Wednesday, August 24, 2011

Lost in Translation

A few mornings ago, I woke to the sound of our part time maid Ah Chuan screaming at Saffy. It says something about how immune I was to the whole thing that I flipped over and went back to sleep for another ten minutes.

When I finally dragged myself out of bed and into the living room, I found Ah Chuan standing over Saffy waving her arms and shouting at the top of her voice in Hokkien. Saffy nodded and smiled reassuringly at Ah Chuan.

“Really?” said Saffy, who doesn’t speak a word of Hokkien. “That’s so interesting! Oh there, you are, Jason. What’s she saying?”

“Why are you asking me?” I said. “My Hokkien is as good as your’s!”

“The way she’s yelling, you’d think I’d just peed in her soup, or something!” Saffy said cheerfully and shouted back at Ah Chuan, “Would you like some coffee?”

Ah Chuan came to us highly recommended by one of the secretaries in my office who’d heard that I was desperately in need of someone to clean my flat. Though I’d only just moved in with Saffy and Amanda, it became clear very quickly that none of us knew how to clean. The first day Ah Chuan showed up on our doorstep, she immediately started screaming at the top of her voice and scared us half to death.

Saffy ran to her room and rang the police, while I retreated to the kitchen and eyed the knife rack. We should have taken our cue from my beloved adopted mongrel dog Pooch who immediately flipped over onto his back and, with a shaggy wag of his tail, invited Ah Chuan to rub his belly.

Thank God, Amanda arrived just in time to translate. “She’s saying that we’re all too thin and that we should be eating more and did we, uhm, oh yeah, did we want her to make us soup when she comes to clean?”

“Why is she yelling at us?” Saffy shouted from behind her locked bedroom door.

“That’s just the way she talks.”

“Really?” Saffy asked, poking her head out. “My God, if this is her being pleasant, what’s she like when she’s mad?”

“She’ll be whispering, I imagine,” Amanda said. “That’s when we should all be very scared.”

And that was that. Since that day, every Thursday, Ah Chuan will show up at the flat at 7.30 am. She takes one look at the mess and then starts yelling. She seems to save the worst for Saffy which, according to a very put out Amanda, means that Saffy is her favourite.

“She says you’re too thin and wants to know why you are still single!” Amanda translated in the second week, after a particularly virulent stream from Ah Chuan.

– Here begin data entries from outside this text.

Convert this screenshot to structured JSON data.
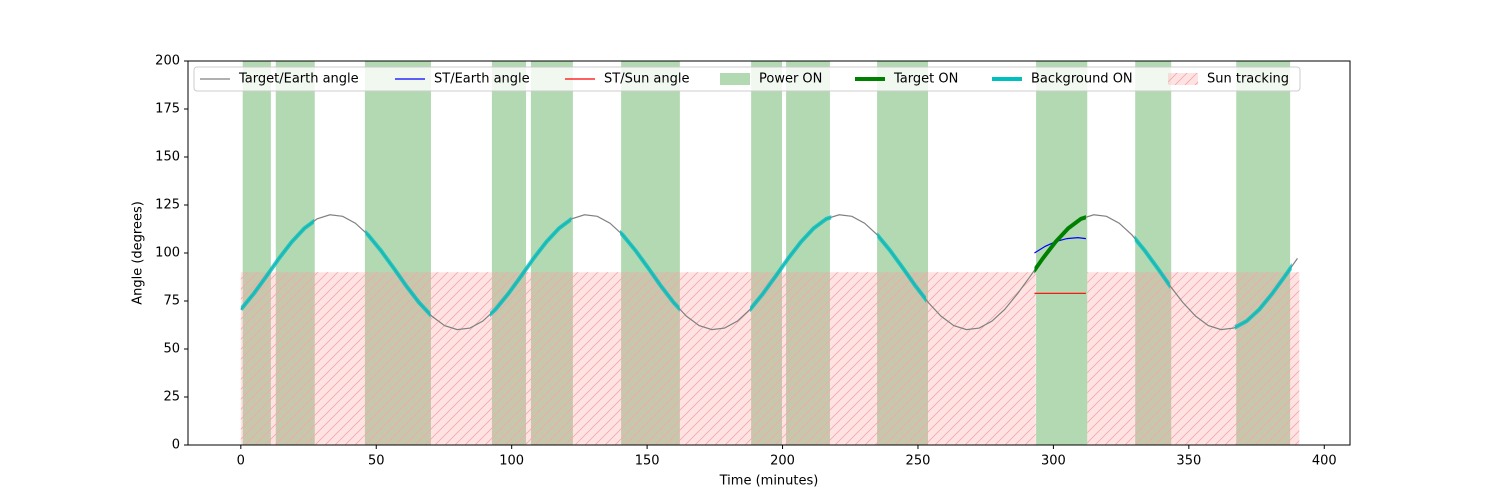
{
  "chart_data": {
    "type": "line",
    "xlabel": "Time (minutes)",
    "ylabel": "Angle (degrees)",
    "xlim": [
      -19.5,
      409.5
    ],
    "ylim": [
      0,
      200
    ],
    "xticks": [
      0,
      50,
      100,
      150,
      200,
      250,
      300,
      350,
      400
    ],
    "yticks": [
      0,
      25,
      50,
      75,
      100,
      125,
      150,
      175,
      200
    ],
    "series": [
      {
        "name": "Target/Earth angle",
        "color": "#808080",
        "x": [
          0,
          4.7,
          9.4,
          14.1,
          18.8,
          23.5,
          28.2,
          32.9,
          37.6,
          42.3,
          47,
          51.7,
          56.4,
          61.1,
          65.8,
          70.5,
          75.2,
          79.9,
          84.6,
          89.3,
          94,
          98.7,
          103.4,
          108.1,
          112.8,
          117.5,
          122.2,
          126.9,
          131.6,
          136.3,
          141,
          145.7,
          150.4,
          155.1,
          159.8,
          164.5,
          169.2,
          173.9,
          178.6,
          183.3,
          188,
          192.7,
          197.4,
          202.1,
          206.8,
          211.5,
          216.2,
          220.9,
          225.6,
          230.3,
          235,
          239.7,
          244.4,
          249.1,
          253.8,
          258.5,
          263.2,
          267.9,
          272.6,
          277.3,
          282,
          286.7,
          291.4,
          296.1,
          300.8,
          305.5,
          310.2,
          314.9,
          319.6,
          324.3,
          329,
          333.7,
          338.4,
          343.1,
          347.8,
          352.5,
          357.2,
          361.9,
          366.6,
          371.3,
          376,
          380.7,
          385.4,
          390.1
        ],
        "values": [
          70.6,
          78.7,
          87.8,
          97.2,
          105.8,
          112.9,
          117.8,
          119.9,
          119.1,
          115.5,
          109.4,
          101.3,
          92.2,
          82.8,
          74.2,
          67.1,
          62.2,
          60.1,
          60.9,
          64.5,
          70.6,
          78.7,
          87.8,
          97.2,
          105.8,
          112.9,
          117.8,
          119.9,
          119.1,
          115.5,
          109.4,
          101.3,
          92.2,
          82.8,
          74.2,
          67.1,
          62.2,
          60.1,
          60.9,
          64.5,
          70.6,
          78.7,
          87.8,
          97.2,
          105.8,
          112.9,
          117.8,
          119.9,
          119.1,
          115.5,
          109.4,
          101.3,
          92.2,
          82.8,
          74.2,
          67.1,
          62.2,
          60.1,
          60.9,
          64.5,
          70.6,
          78.7,
          87.8,
          97.2,
          105.8,
          112.9,
          117.8,
          119.9,
          119.1,
          115.5,
          109.4,
          101.3,
          92.2,
          82.8,
          74.2,
          67.1,
          62.2,
          60.1,
          60.9,
          64.5,
          70.6,
          78.7,
          87.8,
          97.2
        ]
      },
      {
        "name": "ST/Earth angle",
        "color": "#0000ff",
        "x": [
          293,
          297,
          301,
          305,
          309,
          312
        ],
        "values": [
          100,
          103.5,
          106,
          107.5,
          108,
          107.5
        ]
      },
      {
        "name": "ST/Sun angle",
        "color": "#ff0000",
        "x": [
          293,
          312
        ],
        "values": [
          79,
          79
        ]
      }
    ],
    "bands": [
      {
        "name": "Power ON",
        "color": "#008000",
        "intervals": [
          [
            0.7,
            11.1
          ],
          [
            12.9,
            27.3
          ],
          [
            45.8,
            70.2
          ],
          [
            92.7,
            105.3
          ],
          [
            107.1,
            122.6
          ],
          [
            140.4,
            162.1
          ],
          [
            188.4,
            199.8
          ],
          [
            201.3,
            217.5
          ],
          [
            234.9,
            253.7
          ],
          [
            293.6,
            312.5
          ],
          [
            330.2,
            343.5
          ],
          [
            367.5,
            387.4
          ]
        ]
      },
      {
        "name": "Sun tracking",
        "color": "#ff9999",
        "hatch": true,
        "y": [
          0,
          90
        ],
        "intervals": [
          [
            0,
            293.5
          ],
          [
            312.5,
            390.8
          ]
        ]
      }
    ],
    "highlights": [
      {
        "name": "Target ON",
        "color": "#008000",
        "intervals": [
          [
            293,
            312
          ]
        ]
      },
      {
        "name": "Background ON",
        "color": "#00bfbf",
        "intervals": [
          [
            0,
            27
          ],
          [
            46,
            70
          ],
          [
            92,
            122
          ],
          [
            140,
            162
          ],
          [
            188,
            218
          ],
          [
            235,
            253
          ],
          [
            330,
            343
          ],
          [
            367,
            388
          ]
        ]
      }
    ]
  }
}
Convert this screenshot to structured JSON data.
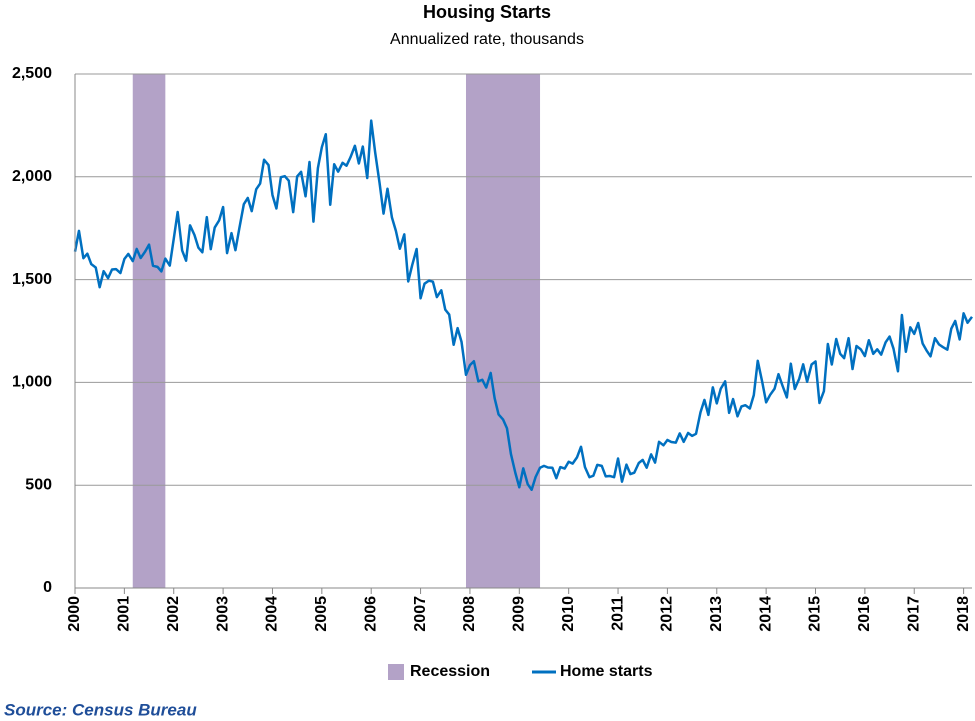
{
  "chart_data": {
    "type": "line",
    "title": "Housing Starts",
    "subtitle": "Annualized rate, thousands",
    "source": "Source: Census Bureau",
    "x": [
      2000,
      2000.08,
      2000.17,
      2000.25,
      2000.33,
      2000.42,
      2000.5,
      2000.58,
      2000.67,
      2000.75,
      2000.83,
      2000.92,
      2001,
      2001.08,
      2001.17,
      2001.25,
      2001.33,
      2001.42,
      2001.5,
      2001.58,
      2001.67,
      2001.75,
      2001.83,
      2001.92,
      2002,
      2002.08,
      2002.17,
      2002.25,
      2002.33,
      2002.42,
      2002.5,
      2002.58,
      2002.67,
      2002.75,
      2002.83,
      2002.92,
      2003,
      2003.08,
      2003.17,
      2003.25,
      2003.33,
      2003.42,
      2003.5,
      2003.58,
      2003.67,
      2003.75,
      2003.83,
      2003.92,
      2004,
      2004.08,
      2004.17,
      2004.25,
      2004.33,
      2004.42,
      2004.5,
      2004.58,
      2004.67,
      2004.75,
      2004.83,
      2004.92,
      2005,
      2005.08,
      2005.17,
      2005.25,
      2005.33,
      2005.42,
      2005.5,
      2005.58,
      2005.67,
      2005.75,
      2005.83,
      2005.92,
      2006,
      2006.08,
      2006.17,
      2006.25,
      2006.33,
      2006.42,
      2006.5,
      2006.58,
      2006.67,
      2006.75,
      2006.83,
      2006.92,
      2007,
      2007.08,
      2007.17,
      2007.25,
      2007.33,
      2007.42,
      2007.5,
      2007.58,
      2007.67,
      2007.75,
      2007.83,
      2007.92,
      2008,
      2008.08,
      2008.17,
      2008.25,
      2008.33,
      2008.42,
      2008.5,
      2008.58,
      2008.67,
      2008.75,
      2008.83,
      2008.92,
      2009,
      2009.08,
      2009.17,
      2009.25,
      2009.33,
      2009.42,
      2009.5,
      2009.58,
      2009.67,
      2009.75,
      2009.83,
      2009.92,
      2010,
      2010.08,
      2010.17,
      2010.25,
      2010.33,
      2010.42,
      2010.5,
      2010.58,
      2010.67,
      2010.75,
      2010.83,
      2010.92,
      2011,
      2011.08,
      2011.17,
      2011.25,
      2011.33,
      2011.42,
      2011.5,
      2011.58,
      2011.67,
      2011.75,
      2011.83,
      2011.92,
      2012,
      2012.08,
      2012.17,
      2012.25,
      2012.33,
      2012.42,
      2012.5,
      2012.58,
      2012.67,
      2012.75,
      2012.83,
      2012.92,
      2013,
      2013.08,
      2013.17,
      2013.25,
      2013.33,
      2013.42,
      2013.5,
      2013.58,
      2013.67,
      2013.75,
      2013.83,
      2013.92,
      2014,
      2014.08,
      2014.17,
      2014.25,
      2014.33,
      2014.42,
      2014.5,
      2014.58,
      2014.67,
      2014.75,
      2014.83,
      2014.92,
      2015,
      2015.08,
      2015.17,
      2015.25,
      2015.33,
      2015.42,
      2015.5,
      2015.58,
      2015.67,
      2015.75,
      2015.83,
      2015.92,
      2016,
      2016.08,
      2016.17,
      2016.25,
      2016.33,
      2016.42,
      2016.5,
      2016.58,
      2016.67,
      2016.75,
      2016.83,
      2016.92,
      2017,
      2017.08,
      2017.17,
      2017.25,
      2017.33,
      2017.42,
      2017.5,
      2017.58,
      2017.67,
      2017.75,
      2017.83,
      2017.92,
      2018,
      2018.08,
      2018.17
    ],
    "series": [
      {
        "name": "Home starts",
        "color": "#0070c0",
        "values": [
          1636,
          1737,
          1604,
          1626,
          1575,
          1559,
          1463,
          1541,
          1507,
          1549,
          1551,
          1532,
          1600,
          1625,
          1590,
          1649,
          1605,
          1636,
          1670,
          1567,
          1562,
          1540,
          1602,
          1568,
          1698,
          1829,
          1642,
          1592,
          1764,
          1717,
          1655,
          1633,
          1804,
          1648,
          1753,
          1788,
          1853,
          1629,
          1726,
          1643,
          1751,
          1867,
          1897,
          1833,
          1939,
          1967,
          2083,
          2057,
          1911,
          1846,
          1998,
          2003,
          1981,
          1828,
          2002,
          2024,
          1905,
          2072,
          1782,
          2042,
          2144,
          2207,
          1864,
          2061,
          2025,
          2068,
          2054,
          2095,
          2151,
          2065,
          2147,
          1994,
          2273,
          2119,
          1969,
          1821,
          1942,
          1802,
          1737,
          1650,
          1720,
          1491,
          1570,
          1649,
          1409,
          1480,
          1495,
          1490,
          1415,
          1448,
          1354,
          1330,
          1183,
          1264,
          1197,
          1037,
          1084,
          1103,
          1005,
          1013,
          975,
          1046,
          923,
          844,
          820,
          777,
          652,
          560,
          490,
          582,
          505,
          478,
          540,
          585,
          594,
          586,
          585,
          534,
          588,
          581,
          614,
          605,
          636,
          687,
          588,
          539,
          546,
          599,
          594,
          543,
          545,
          539,
          630,
          517,
          600,
          554,
          561,
          608,
          623,
          585,
          650,
          610,
          711,
          694,
          720,
          710,
          707,
          752,
          711,
          754,
          740,
          750,
          854,
          915,
          842,
          976,
          898,
          969,
          1005,
          852,
          919,
          835,
          883,
          889,
          873,
          938,
          1105,
          1003,
          903,
          939,
          969,
          1040,
          985,
          927,
          1091,
          968,
          1018,
          1088,
          1003,
          1087,
          1102,
          900,
          957,
          1187,
          1087,
          1211,
          1139,
          1118,
          1215,
          1065,
          1177,
          1160,
          1128,
          1205,
          1139,
          1161,
          1135,
          1195,
          1223,
          1164,
          1054,
          1328,
          1149,
          1268,
          1236,
          1289,
          1189,
          1155,
          1127,
          1215,
          1185,
          1172,
          1159,
          1261,
          1299,
          1209,
          1336,
          1290,
          1319
        ]
      }
    ],
    "recession": {
      "name": "Recession",
      "color": "#b3a2c7",
      "spans": [
        [
          2001.17,
          2001.83
        ],
        [
          2007.92,
          2009.42
        ]
      ]
    },
    "xlim": [
      2000,
      2018.17
    ],
    "xticks": [
      2000,
      2001,
      2002,
      2003,
      2004,
      2005,
      2006,
      2007,
      2008,
      2009,
      2010,
      2011,
      2012,
      2013,
      2014,
      2015,
      2016,
      2017,
      2018
    ],
    "ylim": [
      0,
      2500
    ],
    "yticks": [
      0,
      500,
      {
        "value": 1000,
        "label": "1,000"
      },
      {
        "value": 1500,
        "label": "1,500"
      },
      {
        "value": 2000,
        "label": "2,000"
      },
      {
        "value": 2500,
        "label": "2,500"
      }
    ],
    "grid": true
  }
}
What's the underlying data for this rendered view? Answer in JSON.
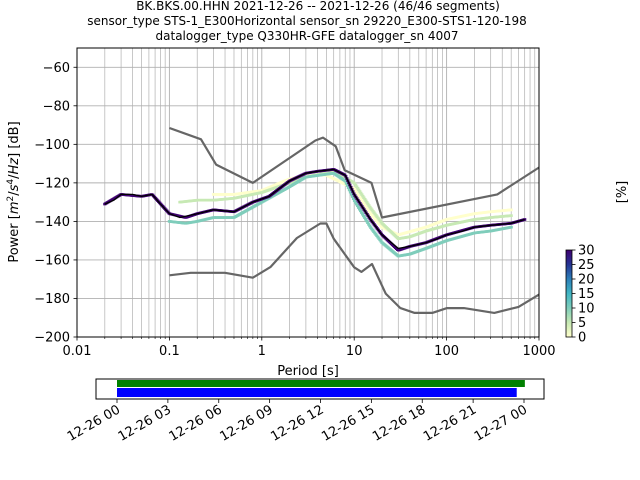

Saffy’s impressive bosom inflated. “Oh my God, she thinks I’m thin? I love this woman! Thank you very much!” she shouted back at Ah Chuan under the assumption that if you say something loud enough, the other person will understand everything you say, and that’s been pretty much the volume of their conversations ever since.

The fact that Ah Chuan’s can’t speak a word of English and Saffy’s Hokkien is limited to swear words she picks up from the courier man at her office doesn’t seem to bother either of them. Every so often, Amanda will translate, but by and large, they seem to get on like a house on fire.

“I’m surprised the neighbours haven’t called the police on us yet,” Amanda said the other day while Saffy and Ah Chuan yelled pleasantries at one another. “It almost sounds like someone is being killed!”

Saffy was showing Ah Chuan some photos she’d taken during a weekend trip she’d taken in Bali with her new boyfriend Brad. “Isn’t he cute?” she sang in a note that technically only dogs should have been able to hear.

Ah Chuan bellowed back something. Saffy looked at Amanda who sighed.

“She says he’s puny and she wants to know why he looks like an angmoh.”

“His mother is German!” Saffy shrieked happily, but you could tell from Ah Chuan’s expression that Saffy was much too good for the likes of Bradley who couldn’t even claim full Chinese ancestry. And as if to prove her point, her only comment – “Ridiculous!” – was delivered several octaves lower. Saffy glowed at all the attention she was getting.

Saffy later said there are moments when she literally believes that she was switched at birth and that Ah Chuan is her real mother to which Amanda said that it’s exactly the sort of inflammatory statement that gets people disinherited.